Circadian rhythms are driven by a vast network of oscillators regulated by multiple interconnected feedback loops that, in turn, synchronize the entire organism. Here, we show a simplified system with three interconnected components: the hypothalamus, brain stem/spinal cord, and the periphery (including behavioral rhythms as feeding/fasting and activity/rest). In the hypothalamus, the suprachiasmatic nucleus (SCN) sends synchronizing signals to different hypothalamic areas such as the medial preoptic (MPO), paraventricular (PVN), dorsomedial (DMH), and the arcuate (ARC) nuclei. All these are interconnected and send feedback information to the SCN. In addition, PVN efferences connect to two main endocrine outputs: (1) a polysynaptic pathway relaying in the superior cervical ganglion (SCG) which controls the production and release of melatonin from the pineal gland via its sympathetic innervation and (2) the secretion of corticotrophin-releasing hormone, acting on the pituitary for the release of adrenocorticotropic hormone (HPA axis) and controlling adrenal glucocorticoids (corticosterone in rodents). The SCN exert a circadian control on PVN outputs for most autonomic nervous system (ANS) functions, driven at the brain stem/medulla through parasympathetic motoneurons in the vagal dorsal motor nucleus (DMV), and by sympathetic motoneurons in the intermediolateral column (IML).
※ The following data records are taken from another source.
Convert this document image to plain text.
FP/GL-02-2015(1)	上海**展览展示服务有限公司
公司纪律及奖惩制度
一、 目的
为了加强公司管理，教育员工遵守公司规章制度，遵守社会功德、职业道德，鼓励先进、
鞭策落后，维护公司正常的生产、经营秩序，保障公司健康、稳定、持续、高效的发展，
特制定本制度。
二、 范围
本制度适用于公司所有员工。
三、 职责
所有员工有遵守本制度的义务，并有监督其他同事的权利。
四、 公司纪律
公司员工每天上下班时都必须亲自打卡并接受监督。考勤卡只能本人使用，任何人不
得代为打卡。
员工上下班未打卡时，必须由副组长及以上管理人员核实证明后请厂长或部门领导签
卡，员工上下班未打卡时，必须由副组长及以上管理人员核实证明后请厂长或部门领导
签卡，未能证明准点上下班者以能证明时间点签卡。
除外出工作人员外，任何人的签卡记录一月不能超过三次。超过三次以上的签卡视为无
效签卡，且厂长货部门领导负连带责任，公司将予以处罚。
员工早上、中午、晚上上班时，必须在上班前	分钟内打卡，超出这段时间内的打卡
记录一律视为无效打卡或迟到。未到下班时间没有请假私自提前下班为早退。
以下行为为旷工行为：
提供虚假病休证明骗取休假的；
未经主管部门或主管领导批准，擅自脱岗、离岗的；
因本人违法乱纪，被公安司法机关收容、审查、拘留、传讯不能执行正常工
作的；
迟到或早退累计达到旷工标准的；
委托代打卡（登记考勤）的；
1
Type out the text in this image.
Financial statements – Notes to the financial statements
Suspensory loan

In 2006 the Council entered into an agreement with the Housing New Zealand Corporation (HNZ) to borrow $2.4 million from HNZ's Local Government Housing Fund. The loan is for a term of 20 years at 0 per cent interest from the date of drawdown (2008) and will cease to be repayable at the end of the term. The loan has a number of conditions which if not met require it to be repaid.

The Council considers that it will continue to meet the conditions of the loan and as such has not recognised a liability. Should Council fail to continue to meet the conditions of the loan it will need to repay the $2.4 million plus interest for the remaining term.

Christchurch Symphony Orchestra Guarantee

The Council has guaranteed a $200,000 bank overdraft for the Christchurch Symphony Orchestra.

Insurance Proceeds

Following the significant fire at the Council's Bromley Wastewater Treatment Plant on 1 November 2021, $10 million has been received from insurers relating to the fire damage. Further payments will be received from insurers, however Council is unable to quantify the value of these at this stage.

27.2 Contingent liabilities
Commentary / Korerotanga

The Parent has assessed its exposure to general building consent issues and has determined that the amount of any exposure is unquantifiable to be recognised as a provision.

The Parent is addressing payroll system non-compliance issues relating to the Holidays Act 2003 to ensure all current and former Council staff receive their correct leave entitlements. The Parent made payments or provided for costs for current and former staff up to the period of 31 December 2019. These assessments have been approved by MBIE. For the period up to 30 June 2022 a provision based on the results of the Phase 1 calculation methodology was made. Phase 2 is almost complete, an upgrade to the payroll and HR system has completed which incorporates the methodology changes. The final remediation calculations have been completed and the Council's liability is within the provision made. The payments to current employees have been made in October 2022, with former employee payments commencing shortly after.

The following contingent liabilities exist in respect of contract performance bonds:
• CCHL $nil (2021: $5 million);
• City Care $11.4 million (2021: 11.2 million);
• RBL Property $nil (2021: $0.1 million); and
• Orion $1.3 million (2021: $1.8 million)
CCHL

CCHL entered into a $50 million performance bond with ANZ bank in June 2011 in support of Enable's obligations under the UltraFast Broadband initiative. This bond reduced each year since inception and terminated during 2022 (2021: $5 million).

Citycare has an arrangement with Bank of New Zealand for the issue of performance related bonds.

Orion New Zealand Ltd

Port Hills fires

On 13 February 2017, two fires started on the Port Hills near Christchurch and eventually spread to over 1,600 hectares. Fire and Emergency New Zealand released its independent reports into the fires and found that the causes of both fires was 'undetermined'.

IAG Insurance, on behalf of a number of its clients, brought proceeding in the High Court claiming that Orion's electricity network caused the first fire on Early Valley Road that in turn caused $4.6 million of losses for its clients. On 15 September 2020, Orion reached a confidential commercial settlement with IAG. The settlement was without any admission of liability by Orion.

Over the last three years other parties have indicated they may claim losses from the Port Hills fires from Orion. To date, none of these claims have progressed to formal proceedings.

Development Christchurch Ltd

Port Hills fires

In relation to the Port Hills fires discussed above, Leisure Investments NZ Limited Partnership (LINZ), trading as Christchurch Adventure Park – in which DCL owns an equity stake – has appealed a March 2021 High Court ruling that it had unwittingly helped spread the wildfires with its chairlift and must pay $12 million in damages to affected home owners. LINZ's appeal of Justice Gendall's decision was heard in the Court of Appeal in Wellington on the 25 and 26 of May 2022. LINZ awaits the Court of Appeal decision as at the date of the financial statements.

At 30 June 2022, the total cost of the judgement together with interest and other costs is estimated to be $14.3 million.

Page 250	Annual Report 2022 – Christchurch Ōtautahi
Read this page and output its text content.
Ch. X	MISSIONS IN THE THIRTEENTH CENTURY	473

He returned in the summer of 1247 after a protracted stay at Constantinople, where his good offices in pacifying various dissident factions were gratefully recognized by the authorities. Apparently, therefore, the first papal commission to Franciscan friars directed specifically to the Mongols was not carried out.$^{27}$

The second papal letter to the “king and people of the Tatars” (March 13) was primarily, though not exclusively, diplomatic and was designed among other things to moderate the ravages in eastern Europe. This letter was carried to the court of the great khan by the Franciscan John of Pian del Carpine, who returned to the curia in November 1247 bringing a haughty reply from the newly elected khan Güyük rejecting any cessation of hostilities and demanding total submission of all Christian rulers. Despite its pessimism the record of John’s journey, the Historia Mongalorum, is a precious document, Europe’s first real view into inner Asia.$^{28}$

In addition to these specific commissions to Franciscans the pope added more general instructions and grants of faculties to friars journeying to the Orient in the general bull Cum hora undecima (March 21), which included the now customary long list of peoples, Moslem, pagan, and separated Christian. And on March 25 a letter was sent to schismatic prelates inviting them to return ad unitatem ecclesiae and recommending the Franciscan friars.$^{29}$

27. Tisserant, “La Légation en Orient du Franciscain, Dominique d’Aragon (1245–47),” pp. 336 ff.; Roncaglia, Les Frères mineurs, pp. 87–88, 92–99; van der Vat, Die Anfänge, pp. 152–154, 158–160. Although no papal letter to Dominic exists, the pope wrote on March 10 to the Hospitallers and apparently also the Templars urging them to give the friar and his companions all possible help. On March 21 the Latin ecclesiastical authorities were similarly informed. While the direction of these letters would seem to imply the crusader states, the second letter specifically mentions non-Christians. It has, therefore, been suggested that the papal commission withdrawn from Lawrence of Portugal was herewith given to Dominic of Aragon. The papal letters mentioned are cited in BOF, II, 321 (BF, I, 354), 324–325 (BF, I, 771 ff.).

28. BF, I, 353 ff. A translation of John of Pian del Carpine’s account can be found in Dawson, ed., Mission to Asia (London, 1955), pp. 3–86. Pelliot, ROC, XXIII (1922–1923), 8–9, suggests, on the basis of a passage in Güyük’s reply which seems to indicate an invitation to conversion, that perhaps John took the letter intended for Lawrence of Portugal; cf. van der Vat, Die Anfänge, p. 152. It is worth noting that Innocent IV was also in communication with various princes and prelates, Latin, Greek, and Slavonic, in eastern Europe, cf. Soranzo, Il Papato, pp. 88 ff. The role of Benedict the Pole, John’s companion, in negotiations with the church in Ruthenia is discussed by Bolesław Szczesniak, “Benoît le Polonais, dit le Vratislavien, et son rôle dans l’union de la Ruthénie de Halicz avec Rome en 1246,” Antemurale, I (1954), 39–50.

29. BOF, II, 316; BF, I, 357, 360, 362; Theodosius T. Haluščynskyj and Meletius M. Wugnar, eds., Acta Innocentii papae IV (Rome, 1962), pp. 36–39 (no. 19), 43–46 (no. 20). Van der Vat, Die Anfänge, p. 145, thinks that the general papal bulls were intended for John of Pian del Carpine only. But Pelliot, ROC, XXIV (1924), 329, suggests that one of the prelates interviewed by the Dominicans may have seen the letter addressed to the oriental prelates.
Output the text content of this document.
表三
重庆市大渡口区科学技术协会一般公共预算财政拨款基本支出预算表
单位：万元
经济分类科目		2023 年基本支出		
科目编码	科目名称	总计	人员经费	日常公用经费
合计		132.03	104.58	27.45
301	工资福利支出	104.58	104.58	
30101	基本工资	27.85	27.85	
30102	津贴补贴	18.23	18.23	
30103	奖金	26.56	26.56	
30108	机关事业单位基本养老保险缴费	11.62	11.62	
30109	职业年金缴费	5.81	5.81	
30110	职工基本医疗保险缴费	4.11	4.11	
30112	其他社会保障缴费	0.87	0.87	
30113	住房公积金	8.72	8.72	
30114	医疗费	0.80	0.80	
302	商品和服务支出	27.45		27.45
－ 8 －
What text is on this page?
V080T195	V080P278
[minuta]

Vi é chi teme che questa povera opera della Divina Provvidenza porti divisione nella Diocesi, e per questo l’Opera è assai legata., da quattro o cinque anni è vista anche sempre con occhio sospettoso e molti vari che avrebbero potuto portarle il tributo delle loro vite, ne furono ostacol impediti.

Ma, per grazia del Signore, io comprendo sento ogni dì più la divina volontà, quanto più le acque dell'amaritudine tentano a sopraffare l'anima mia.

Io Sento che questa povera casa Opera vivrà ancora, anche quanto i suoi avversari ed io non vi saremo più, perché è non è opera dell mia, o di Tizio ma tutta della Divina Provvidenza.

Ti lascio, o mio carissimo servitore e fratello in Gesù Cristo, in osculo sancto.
The nucleus tractus solitarius (NTS) acts as an integrative center for signals coming from the hypothalamus, peripheral ANS reflexes transmitted to the DMN and the IML, and feedback to the hypothalamus (not shown). Blood-borne factors like glucose, feeding/fasting regulatory hormones and, factors derived from physical exercise, can modulate circadian rhythms at peripheral organs, as well as regulate the ANS feedback to the hypothalamus.

Figure 2

Schematic changes found in mice and rats chronically exposed to different lighting protocols which might induce circadian and metabolic alterations. Actograms double plotted at modulo 24 h show alterations in the behavioral activity rhythm. Compared to standard light:dark (LD) conditions: (1) LD_LAN (light at night) promotes a dispersed rhythm increasing both general and feeding activity bouts at the light phase, together with reduced suprachiasmatic nucleus (SCN) and liver clock-genes amplitude; (2) LL generates behavioral arrhythmicity with loss of the feeding/fasting rhythm, also with dampened amplitude of SCN and liver clock-genes rhythms; (3) forced desynchrony protocols (i.e., chronic jetlag—CJL—and T cycles) generate two activity components at the behavioral and SCN clock-gene (regional) levels, with disrupted daily feeding/fasting rhythms, and with liver clock genes out of phase. Dampened melatonin rhythms occur both under LL and LD_LAN, while this rhythm is out of phase under forced desynchronization. All lighting protocols promote a decrease in the insulin sensitivity rhythm, and an increased weight gain respect to LD.

Figure 3

The figure schematizes how nocturnal light exposure, together with a misaligned feeding pattern with respect to the regular activity/rest rhythm, generate metabolic disruptions in nocturnal rodents and human subjects. Humans under nightwork schedules tend to invert by 180° their activity/rest rhythm, increasing nocturnal feeding and light exposure during the night. When receiving light at night, nocturnal rodents alter their feeding pattern increasing episodes throughout the day. These changes desynchronize pancreatic and liver circadian functions regulating nutrient balance and caloric usage/storage, mainly by reducing postprandial glucose tolerance, and decreasing glucose usage. As main outcomes of these alterations, increased basal glycemia, free fatty acids, and adipose tissue are generally observed. When chronically established, this misalignment between the circadian clock activity, its photic inputs, and behavioral/physiological/metabolic outputs can lead to metabolic syndrome and obesity.